Mr Pascoe discussed his research that challenges the notion Indigenous Australians operated simply as a hunter/gatherer society.
Based on the journals of early colonial explorers, Mr Pascoe instead discovered much more complex agricultural methods were developed, such as the harvesting of grain, and the planting and maintenance of large yam pastures.
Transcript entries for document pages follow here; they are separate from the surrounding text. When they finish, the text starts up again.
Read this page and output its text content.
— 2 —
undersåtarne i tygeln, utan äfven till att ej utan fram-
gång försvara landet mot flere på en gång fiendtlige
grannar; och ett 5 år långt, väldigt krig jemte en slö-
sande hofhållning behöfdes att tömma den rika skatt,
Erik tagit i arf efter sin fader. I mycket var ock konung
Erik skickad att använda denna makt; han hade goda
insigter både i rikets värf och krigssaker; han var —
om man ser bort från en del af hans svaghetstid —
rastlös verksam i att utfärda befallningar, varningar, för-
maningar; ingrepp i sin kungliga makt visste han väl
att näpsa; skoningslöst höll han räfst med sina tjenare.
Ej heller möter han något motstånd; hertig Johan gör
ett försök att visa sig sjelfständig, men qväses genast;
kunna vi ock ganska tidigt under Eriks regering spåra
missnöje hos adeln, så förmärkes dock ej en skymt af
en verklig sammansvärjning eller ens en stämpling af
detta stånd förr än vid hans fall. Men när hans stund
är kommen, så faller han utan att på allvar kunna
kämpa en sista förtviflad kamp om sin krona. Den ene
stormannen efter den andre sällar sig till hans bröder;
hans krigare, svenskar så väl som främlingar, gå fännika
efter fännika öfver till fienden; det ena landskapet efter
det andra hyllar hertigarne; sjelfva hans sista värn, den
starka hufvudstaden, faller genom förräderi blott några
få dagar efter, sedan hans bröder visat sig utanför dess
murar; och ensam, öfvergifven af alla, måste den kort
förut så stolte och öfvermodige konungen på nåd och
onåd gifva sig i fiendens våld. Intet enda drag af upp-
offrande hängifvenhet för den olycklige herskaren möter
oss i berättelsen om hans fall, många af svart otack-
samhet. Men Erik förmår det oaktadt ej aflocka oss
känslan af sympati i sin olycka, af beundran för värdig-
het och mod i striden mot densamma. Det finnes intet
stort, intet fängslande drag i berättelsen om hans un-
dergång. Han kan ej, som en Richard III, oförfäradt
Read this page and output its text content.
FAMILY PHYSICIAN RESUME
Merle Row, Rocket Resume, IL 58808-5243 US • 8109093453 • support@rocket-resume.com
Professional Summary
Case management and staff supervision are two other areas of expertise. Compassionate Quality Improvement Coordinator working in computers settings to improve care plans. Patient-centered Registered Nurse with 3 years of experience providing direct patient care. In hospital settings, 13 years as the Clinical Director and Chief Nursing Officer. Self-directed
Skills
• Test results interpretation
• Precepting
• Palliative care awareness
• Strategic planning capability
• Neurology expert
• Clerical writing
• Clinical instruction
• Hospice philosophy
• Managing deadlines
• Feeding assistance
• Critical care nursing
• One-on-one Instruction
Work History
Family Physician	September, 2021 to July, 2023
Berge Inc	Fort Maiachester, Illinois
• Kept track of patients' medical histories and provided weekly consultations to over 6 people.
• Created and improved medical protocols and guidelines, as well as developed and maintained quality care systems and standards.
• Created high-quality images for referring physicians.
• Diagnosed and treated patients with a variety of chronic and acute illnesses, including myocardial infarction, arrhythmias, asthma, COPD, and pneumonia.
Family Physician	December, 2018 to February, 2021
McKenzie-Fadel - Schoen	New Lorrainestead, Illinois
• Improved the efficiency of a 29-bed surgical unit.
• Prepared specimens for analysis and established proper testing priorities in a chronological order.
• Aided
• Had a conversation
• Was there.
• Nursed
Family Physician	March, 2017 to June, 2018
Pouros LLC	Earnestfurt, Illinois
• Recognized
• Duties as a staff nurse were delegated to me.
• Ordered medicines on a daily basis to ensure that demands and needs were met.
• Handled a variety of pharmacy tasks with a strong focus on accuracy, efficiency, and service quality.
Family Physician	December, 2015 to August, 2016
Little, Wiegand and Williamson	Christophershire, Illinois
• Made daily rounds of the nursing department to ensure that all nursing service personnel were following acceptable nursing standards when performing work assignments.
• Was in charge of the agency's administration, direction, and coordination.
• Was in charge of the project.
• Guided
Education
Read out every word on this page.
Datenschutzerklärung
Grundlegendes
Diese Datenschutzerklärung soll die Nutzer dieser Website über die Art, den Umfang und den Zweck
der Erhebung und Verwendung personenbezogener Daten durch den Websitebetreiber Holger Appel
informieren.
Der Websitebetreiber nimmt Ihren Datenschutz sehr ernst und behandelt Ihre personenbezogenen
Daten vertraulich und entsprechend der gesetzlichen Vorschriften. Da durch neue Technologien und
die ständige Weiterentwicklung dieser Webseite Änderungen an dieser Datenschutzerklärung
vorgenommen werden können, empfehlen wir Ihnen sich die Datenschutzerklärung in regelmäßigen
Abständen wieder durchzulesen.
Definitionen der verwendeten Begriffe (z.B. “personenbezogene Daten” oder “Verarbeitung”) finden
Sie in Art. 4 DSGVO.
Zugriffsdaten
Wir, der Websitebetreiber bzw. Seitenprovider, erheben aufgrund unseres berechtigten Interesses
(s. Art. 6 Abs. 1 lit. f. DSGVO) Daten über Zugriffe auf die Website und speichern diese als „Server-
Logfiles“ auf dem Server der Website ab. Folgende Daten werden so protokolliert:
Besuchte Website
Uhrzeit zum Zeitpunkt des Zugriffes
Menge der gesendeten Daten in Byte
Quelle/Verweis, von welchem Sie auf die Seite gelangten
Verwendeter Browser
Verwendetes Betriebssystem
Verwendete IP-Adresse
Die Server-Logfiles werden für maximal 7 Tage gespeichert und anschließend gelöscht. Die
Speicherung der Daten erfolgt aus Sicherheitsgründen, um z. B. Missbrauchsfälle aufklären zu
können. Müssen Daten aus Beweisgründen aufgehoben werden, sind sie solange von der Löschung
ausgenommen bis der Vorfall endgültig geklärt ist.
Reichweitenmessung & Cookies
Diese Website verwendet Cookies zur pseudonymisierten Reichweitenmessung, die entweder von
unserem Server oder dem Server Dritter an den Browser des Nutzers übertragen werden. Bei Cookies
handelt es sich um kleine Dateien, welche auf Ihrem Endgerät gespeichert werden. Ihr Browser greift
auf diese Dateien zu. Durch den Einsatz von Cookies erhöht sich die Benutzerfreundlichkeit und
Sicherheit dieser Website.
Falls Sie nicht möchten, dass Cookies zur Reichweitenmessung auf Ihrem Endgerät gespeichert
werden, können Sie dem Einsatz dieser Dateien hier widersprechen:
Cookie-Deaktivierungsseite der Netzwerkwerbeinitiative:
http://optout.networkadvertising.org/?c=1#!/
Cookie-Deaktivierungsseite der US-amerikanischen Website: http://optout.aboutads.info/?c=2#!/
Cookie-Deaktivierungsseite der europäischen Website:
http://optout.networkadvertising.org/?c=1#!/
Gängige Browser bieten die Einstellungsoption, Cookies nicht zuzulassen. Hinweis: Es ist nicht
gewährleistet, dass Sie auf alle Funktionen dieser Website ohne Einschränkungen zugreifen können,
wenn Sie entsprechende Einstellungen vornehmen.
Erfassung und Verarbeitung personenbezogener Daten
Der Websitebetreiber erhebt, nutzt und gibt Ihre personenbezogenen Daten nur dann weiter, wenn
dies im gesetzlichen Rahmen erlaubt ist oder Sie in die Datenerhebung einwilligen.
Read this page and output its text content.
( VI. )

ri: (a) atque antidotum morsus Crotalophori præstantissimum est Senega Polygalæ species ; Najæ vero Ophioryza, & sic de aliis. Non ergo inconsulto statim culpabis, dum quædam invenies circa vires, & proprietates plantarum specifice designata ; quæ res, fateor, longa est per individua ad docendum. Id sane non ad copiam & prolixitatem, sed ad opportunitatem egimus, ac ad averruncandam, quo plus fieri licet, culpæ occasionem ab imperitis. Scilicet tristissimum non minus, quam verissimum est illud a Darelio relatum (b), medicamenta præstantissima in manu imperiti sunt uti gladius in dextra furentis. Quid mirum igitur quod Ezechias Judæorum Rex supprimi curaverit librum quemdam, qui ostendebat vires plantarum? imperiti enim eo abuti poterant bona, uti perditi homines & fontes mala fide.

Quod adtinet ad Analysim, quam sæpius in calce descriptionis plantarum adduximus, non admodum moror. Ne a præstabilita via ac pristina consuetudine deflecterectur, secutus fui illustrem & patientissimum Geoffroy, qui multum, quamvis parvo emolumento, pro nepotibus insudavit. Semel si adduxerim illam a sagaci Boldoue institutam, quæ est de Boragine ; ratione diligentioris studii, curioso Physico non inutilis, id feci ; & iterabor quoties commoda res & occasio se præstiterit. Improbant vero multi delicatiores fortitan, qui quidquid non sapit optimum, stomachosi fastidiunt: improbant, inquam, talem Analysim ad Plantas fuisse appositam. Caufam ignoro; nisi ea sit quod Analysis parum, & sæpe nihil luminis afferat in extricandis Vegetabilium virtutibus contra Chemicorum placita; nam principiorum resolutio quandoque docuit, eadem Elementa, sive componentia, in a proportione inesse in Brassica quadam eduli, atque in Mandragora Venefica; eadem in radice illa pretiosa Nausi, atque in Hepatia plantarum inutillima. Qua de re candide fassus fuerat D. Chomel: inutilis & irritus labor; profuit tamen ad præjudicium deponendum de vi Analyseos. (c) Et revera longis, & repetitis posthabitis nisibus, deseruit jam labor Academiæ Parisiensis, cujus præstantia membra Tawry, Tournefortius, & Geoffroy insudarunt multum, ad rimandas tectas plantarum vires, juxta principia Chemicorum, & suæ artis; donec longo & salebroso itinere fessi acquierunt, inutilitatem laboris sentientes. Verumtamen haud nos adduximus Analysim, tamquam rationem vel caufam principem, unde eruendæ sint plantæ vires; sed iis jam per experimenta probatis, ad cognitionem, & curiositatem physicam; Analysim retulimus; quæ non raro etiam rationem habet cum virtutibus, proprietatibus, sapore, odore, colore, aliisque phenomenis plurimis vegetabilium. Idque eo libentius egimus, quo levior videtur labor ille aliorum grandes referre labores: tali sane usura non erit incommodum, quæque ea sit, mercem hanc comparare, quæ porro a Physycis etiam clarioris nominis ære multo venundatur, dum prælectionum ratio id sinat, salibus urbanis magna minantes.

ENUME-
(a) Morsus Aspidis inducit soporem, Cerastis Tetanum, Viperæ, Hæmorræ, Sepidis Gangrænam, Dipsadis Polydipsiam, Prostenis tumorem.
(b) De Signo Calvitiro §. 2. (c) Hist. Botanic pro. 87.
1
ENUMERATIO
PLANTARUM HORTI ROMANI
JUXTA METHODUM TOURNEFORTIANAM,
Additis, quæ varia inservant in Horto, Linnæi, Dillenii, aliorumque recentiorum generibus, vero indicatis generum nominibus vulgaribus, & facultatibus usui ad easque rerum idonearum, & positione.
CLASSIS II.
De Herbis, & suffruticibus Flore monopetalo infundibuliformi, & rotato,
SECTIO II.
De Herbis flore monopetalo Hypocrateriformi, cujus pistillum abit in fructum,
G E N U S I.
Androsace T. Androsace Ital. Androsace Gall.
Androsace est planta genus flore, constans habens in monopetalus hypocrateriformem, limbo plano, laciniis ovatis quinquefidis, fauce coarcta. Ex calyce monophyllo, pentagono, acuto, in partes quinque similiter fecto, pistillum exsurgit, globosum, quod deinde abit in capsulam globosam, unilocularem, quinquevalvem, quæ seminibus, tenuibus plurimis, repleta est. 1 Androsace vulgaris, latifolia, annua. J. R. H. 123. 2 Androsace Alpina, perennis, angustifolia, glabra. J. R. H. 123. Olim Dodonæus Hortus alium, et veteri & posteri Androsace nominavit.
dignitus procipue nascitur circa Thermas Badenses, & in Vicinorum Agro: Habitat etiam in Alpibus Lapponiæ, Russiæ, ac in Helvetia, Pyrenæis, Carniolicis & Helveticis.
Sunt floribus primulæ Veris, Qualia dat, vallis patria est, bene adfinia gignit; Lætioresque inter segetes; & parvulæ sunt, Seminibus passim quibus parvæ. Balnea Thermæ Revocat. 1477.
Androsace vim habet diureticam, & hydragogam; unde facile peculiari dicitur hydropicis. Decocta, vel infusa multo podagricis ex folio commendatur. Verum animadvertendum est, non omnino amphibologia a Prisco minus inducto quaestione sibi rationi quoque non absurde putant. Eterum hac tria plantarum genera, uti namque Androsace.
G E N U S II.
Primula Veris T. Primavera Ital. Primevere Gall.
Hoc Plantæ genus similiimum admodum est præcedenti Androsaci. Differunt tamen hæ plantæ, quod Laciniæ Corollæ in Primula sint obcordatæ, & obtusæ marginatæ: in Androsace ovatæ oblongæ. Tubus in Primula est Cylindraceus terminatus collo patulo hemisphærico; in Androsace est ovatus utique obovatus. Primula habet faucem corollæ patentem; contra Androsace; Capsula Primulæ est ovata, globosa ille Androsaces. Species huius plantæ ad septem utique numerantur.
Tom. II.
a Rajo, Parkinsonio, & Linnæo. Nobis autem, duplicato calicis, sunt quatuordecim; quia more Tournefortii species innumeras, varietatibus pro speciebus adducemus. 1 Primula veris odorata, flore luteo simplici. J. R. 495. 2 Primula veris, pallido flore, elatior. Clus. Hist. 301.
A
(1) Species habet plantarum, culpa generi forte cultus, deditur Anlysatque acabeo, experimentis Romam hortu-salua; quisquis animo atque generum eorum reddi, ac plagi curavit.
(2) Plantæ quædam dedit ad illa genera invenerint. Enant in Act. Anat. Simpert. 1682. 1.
He said he was “exploding the myth” Indigenous Australians “did nothing with the land”.
Records documented “fields of yams that stretched to the horizon” and “miles of stooped grain in the ‘dead’ heart of the country”.
However, he said much of the agricultural viability of central Australia was attributed to “God’s work”.
“This was not God’s work, but the intensive management of the land by Aboriginal people,” Mr Pascoe said.
“Some of Australia’s best soil was bereft of trees, in order to plant crops and provide food for a population.”
He said everyone needed to better recognise the ingenuity of the First Australians.
“Aboriginal Australians not only invented bread, they created society,” he said.
Mr Pascoe was followed on stage by a talk on artificial intelligence and “trust” by Dr Fang Chen, from the Universities of NSW and Sydney.
She was on a team that installed more than 3000 sensors on the Sydney Harbour Bridge that measure and record all movements and stresses on the construction, issuing warnings should something go awry.
“When we drive on to the bridge, we trust this AI implicitly, even on a construction that is being used for much more than it was ever intended,” Dr Chen said.
“To the average user, AI is just a black box – we are working towards increasing the transparency of the black box and therefore increasing humans’ reliance and trust in AI.”